I am in desperate need of psychological help, but the task of finding a therapist/psychiatrist, going to appointments, and obtaining a prescription for antidepressants seems completely insurmountable.
I'm not on the verge of suicide, but I suspect that if I let my depression go untreated, that's where all this is headed. Nothing feels like it's worth my time, and most of my energy is devoted to erasing a look of utter hopelessness, worthlessness, and dejection from my face. Everything I do is strictly out of a sense of obligation, but even that is falling apart: I've decided to call in sick to work tomorrow, but I'm not sick; I've stopped feeling like I need to be nice to my few friends; sometimes I feel so low I can't get off the couch to make myself dinner; etc.

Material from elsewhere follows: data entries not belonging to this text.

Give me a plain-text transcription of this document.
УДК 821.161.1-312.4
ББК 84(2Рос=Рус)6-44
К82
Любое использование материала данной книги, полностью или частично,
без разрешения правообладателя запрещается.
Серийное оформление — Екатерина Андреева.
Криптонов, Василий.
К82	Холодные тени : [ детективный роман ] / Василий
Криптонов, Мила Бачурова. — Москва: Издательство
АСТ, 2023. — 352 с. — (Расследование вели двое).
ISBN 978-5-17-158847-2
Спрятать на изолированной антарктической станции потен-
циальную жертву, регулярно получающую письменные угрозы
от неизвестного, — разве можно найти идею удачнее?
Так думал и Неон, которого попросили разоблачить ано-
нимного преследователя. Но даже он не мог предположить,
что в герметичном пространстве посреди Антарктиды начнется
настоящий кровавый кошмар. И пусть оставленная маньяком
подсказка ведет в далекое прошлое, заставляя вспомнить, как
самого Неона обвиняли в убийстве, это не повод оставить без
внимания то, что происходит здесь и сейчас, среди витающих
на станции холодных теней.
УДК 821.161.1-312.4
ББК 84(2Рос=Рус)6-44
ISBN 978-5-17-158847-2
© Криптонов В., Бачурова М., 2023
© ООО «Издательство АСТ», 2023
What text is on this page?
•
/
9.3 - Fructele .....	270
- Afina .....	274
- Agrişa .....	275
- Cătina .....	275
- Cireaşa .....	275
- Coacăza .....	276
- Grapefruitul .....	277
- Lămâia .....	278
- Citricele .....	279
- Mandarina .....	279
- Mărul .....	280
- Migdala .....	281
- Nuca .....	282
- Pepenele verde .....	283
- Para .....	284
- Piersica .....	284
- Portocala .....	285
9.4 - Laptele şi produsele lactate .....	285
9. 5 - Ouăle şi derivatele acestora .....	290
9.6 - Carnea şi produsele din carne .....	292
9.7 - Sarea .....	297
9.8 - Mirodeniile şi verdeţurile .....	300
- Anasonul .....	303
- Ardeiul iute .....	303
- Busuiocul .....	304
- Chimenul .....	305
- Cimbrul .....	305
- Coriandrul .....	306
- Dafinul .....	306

I've hinted at my permeating sense of hopelessness and despair in one or way or another to a few friends, and, bless their hearts, they hear me out, but I don't think any of them really get how hugely serious this is. It feels too dramatic to say, "Every night as I fall asleep, I think to myself over and over again, 'I'm worthless, I only make mistakes, there's no space in the world I want to occupy,'" and too selfish to say, "Therefore, take care of me right now." I'm also afraid of what they'd think of me, and the people they might gossip about me with.
I know what the route is to getting better, but I can't conceive of picking one therapist out of all the therapists in my area, or getting myself to go to the sessions. Figuring out all the little logistical details, like payment, is scary. I don't know where to start, and I won't know what to do once I've started. The whole task literally seems impossible.
All that for this simple question: What can/should/do I do? I've made an email account for your answers, which I would appreciate immensely: helpbuthow72507@yahoo.com
Email the admins and ask someone to at least post your zip.